What is it?
- Vendor
- Constant Contact (SharpSpring)
- Category
- Marketing automation + CRM / agencies & SMB
- Target audience
- Agencies managing client accounts and SMBs that want MAP-class journeys without immediately jumping to HubSpot Enterprise
What it is
SharpSpring (now sold within the Constant Contact portfolio) pairs marketing automation—forms, landing pages, behavior tracking, lead scoring—with a practical CRM layer. The sweet spot is demand gen + handoff to sales, especially when agencies need multi-client management.
Buyer clarity
Decide whether SharpSpring’s CRM is your system of record or a satellite to Salesforce/HubSpot. Mixed models work but need explicit sync rules to avoid duplicate truths.
Core features
- Contact Management
- Sales Pipeline
- Marketing Automation
- Reporting & Analytics
Feature labels follow a fixed list across all CRM pages for consistent comparison and structured data.
Use cases
Common use cases
- Agency retainers running campaigns and pipelines per client.
- B2B SMB inbound with nurture tracks and sales follow-up.
- Visitor ID and behavior triggers where licensed and compliant.
- Lead scoring to prioritize SDR/BDR outreach.
- White-label delivery for firms productizing marketing ops.
Pricing structure
Pricing
Sold through Constant Contact with contact- and seat-based packaging; agency economics add sub-account and markup considerations.

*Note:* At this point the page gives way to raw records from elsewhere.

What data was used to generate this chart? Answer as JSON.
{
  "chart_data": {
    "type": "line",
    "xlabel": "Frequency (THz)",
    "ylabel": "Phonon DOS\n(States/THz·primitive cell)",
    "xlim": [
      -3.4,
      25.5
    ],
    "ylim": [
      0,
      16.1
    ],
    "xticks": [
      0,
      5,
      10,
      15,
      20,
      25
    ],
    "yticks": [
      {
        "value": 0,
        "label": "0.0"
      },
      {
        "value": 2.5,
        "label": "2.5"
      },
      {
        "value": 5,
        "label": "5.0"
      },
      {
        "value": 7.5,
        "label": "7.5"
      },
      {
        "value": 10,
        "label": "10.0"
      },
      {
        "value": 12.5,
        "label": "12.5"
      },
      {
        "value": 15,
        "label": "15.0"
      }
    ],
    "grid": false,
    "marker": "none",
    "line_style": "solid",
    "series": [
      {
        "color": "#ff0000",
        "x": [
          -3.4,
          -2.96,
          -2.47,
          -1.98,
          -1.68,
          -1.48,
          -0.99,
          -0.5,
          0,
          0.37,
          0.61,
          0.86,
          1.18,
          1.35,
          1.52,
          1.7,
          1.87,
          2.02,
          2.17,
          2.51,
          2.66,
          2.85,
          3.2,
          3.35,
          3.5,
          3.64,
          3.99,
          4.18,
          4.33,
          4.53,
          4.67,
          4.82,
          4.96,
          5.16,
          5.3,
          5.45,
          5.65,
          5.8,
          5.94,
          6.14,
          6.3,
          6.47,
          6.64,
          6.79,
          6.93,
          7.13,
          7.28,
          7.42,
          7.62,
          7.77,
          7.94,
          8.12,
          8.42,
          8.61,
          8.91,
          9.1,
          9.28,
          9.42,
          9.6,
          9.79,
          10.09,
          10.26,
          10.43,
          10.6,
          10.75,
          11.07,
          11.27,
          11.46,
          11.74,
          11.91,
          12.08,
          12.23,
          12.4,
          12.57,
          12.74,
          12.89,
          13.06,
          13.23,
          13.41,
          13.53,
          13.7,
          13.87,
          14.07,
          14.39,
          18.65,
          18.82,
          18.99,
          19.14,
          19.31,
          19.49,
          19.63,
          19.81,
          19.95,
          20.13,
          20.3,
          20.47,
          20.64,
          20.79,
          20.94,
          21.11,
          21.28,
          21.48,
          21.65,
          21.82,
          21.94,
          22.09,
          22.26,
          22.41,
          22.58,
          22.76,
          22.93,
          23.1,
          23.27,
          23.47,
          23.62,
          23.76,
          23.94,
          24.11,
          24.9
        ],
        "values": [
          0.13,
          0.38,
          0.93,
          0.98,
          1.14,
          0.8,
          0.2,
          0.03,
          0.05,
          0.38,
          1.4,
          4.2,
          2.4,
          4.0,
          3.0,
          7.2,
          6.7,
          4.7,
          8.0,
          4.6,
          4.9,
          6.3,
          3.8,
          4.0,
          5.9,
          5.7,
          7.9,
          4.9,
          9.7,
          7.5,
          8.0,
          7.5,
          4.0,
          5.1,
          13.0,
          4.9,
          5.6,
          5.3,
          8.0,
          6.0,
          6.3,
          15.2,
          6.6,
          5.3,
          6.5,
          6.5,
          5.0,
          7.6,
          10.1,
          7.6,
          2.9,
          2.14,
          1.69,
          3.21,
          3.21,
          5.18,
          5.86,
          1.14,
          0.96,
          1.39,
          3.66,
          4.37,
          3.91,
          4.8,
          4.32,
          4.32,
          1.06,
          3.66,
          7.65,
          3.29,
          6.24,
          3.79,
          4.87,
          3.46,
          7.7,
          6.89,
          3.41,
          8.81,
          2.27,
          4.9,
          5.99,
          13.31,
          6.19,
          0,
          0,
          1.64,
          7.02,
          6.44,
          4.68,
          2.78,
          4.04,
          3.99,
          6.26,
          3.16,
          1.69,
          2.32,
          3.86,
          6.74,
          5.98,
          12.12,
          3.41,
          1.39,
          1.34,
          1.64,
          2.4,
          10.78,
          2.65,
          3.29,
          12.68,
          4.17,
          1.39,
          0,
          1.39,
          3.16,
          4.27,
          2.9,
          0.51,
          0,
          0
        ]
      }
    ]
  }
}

Use the current SharpSpring/Constant Contact pricing page or partner quote—ignore years-old blog posts.
In procurement, ask for pricing at your current contact tier and your 12-month growth tier, plus overage rules and any minimum term tied to onboarding discounts.
Pros & cons
Advantages
- Strong MAP + CRM combo for agencies and marketing-led SMBs.
- Behavioral automation and landing tools in one login.
- White-label story differentiates vs. some peers.
- Useful when sales just needs “enough” CRM around campaigns.
Limitations
- TCO climbs with contacts, seats, and add-ons—model growth curves.
- UI density can overwhelm new admins; training budget matters.
- Native integration breadth may lag mega-platforms—validate must-haves.
- Not the default pick for deep enterprise CPQ or global territories.
Integrations & ecosystem
Integrations
Expect Zapier, WordPress, Twilio-class hooks, and selective native connectors. For Salesforce or NetSuite as master, plan field mapping, dedupe, and conflict rules before go-live.
Alternatives & competitors
Reviews & trust
Peers: HubSpot, ActiveCampaign, Keap, HighLevel, EngageBay. Agency buyers should probe client isolation, billing, and support SLAs; SMB buyers should confirm CRM depth vs. keeping a separate sales system.
Implementation & setup
Rollout
Sequence: tracking snippet and forms, lifecycle stages, CRM pipeline, then automation waves. Agencies should template governance packs (naming, UTM discipline, unsubscribe handling) across clients.
Gate production launch behind a checklist: lead-source attribution test, form-to-owner routing test, and unsubscribe compliance test across at least two client/account templates.
Verdict
Verdict
Strong when marketing automation is the hero and sales needs a workable CRM wrapper—especially for agencies. Less ideal as a bare-bones deal board only.
Additional notes
Capability snapshot
- Visual deal pipelines with native CRM objects
- Behavior-based email, workflows, and lead scoring
- Landing pages, forms, and visitor analytics (feature-pack dependent)
- Agency multi-client and white-label options
- Integrations via Zapier and select native apps—verify in trial
Buyer shortlist checks
- Can your team enforce one lifecycle taxonomy across clients/business units?
- Are native attribution reports enough, or will you require BI exports in month one?
- Do account teams have an owner for ongoing automation QA and compliance audits?